For instance, some business logic require us to back up the data before processing it, we can call the method that saves the data, but the method actually does nothing meaningful.

Test-Driven Development (TDD)

TDD is a software development approach to make a software, where tests are written before writing the actual code.

The developers write test case that obviously will fail. The test case should contain test that the desired functionality. Then, they write the minimum amount of code necessary to pass the test. Finally, they refactor the code to improve its design and maintainability, but still running the test to ensure the correctness is preserved.
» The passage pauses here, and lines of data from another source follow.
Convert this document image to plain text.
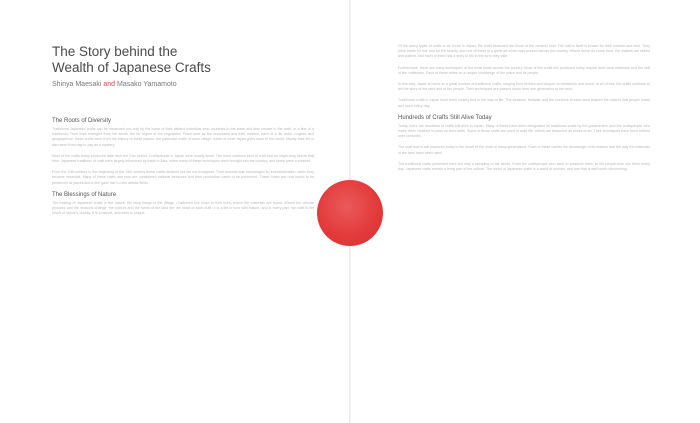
The Story behind the
Wealth of Japanese Crafts

Shinya Maesaki and Masako Yamamoto

The Roots of Diversity

Traditional Japanese crafts can be measured not only by the loose of their distinct individual year countries in the trade and also remain in the craft, or a fine of a traditional. Their lives emerged from the winds, the far region of the vegetation. Place sure as the mountains and their relation, each of a life order. Logistic and geographical, these crafts were from the history of these places, the particular crafts of each village, which is what Japan gives back to the world. Mostly their life is also seen from day to day as a mystery.

Most of the crafts today produced date from the Edo period. Craftspeople in Japan were mostly small. The most common kind of craft had an origin long before that time. Japanese traditions of craft were largely influenced by trade in Asia, when many of these techniques were brought into the country, and these were combined.

From the 19th century to the beginning of the 19th century these crafts declined but did not disappear. Their survival was encouraged by industrialization, when they became essential. Many of these crafts and now are considered national treasures and their production came to be preserved. These forms are now found to be preserved at places and a few gave rise to new artistic fields.

The Blessings of Nature

The making of Japanese crafts is like nature, the local things of the village. Craftsmen live close to their lives, where the materials are found. Where the climate provides and the seasons change, the colours and the forms of the land are the heart of each craft. It is a life in tune with nature, and in every part, the craft is the result of nature's bounty. It is a marvel, and each is unique.

Of the many types of crafts to be found in Japan, the most treasured are those of the ceramic kind. The nation itself is known for their number and kind. They were made for use and for the beauty, and one of these is a great art which was worked across the country. Where these do come from, the makers are skilled and patient, and each of them has a story to tell in the form they take.

Furthermore, there are many techniques of the most kinds across the country. Most of the crafts still produced today require both local materials and the skill of the craftsman. Each of these relies on a unique knowledge of the place and its people.

In this way, Japan is home to a great number of traditional crafts, ranging from textiles and lacquer to metalwork and wood. In all of this, the crafts continue to tell the story of the land and of the people. Their techniques are passed down from one generation to the next.

Traditional crafts in Japan have been closely tied to the way of life. The seasons, festivals and the customs of each area shaped the objects that people made and used every day.

Hundreds of Crafts Still Alive Today

Today, there are hundreds of crafts still alive in Japan. Many of these have been designated as traditional crafts by the government, and the craftspeople who make them continue to pass on their skills. Some of these crafts are used in daily life, others are treasured as works of art. Their techniques have been refined over centuries.

The craft that is still practiced today is the result of the work of many generations. Each of these carries the knowledge of its makers and the way the materials of the land have been used.

The traditional crafts presented here are only a sampling of the whole. From the craftspeople who work to preserve them, to the people who use them every day, Japanese crafts remain a living part of the culture. The world of Japanese crafts is a world of wonder, and one that is well worth discovering.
TDD treats test as specification of the program, they are assumed to be what define the program's target. Whenever a test fails, then only the code can change. Therefore, it's very important to make a test that truly reflect the desired behavior of the program. However, it is worth noting that as software requirements evolve or tests become obsolete, it is permissible and necessary to update or remove tests accordingly.

Benefits of TDD:

  • Reliable code: As long as the tests are correct, then code should behave as expected and reduces the likelihood of introducing bugs or regressions.
  • Faster feedback loop: With TDD, developers receive immediate feedback on their code. Failing tests highlight issues in the code, enabling developers to quickly identify and fix problems.
  • Incremental Development: The lifecycle of TDD promotes incremental development. Developers write tests for a specific functionality, implement the code to make the tests pass, and then refactor if necessary. The process reduces the risk of building unnecessary complex feature.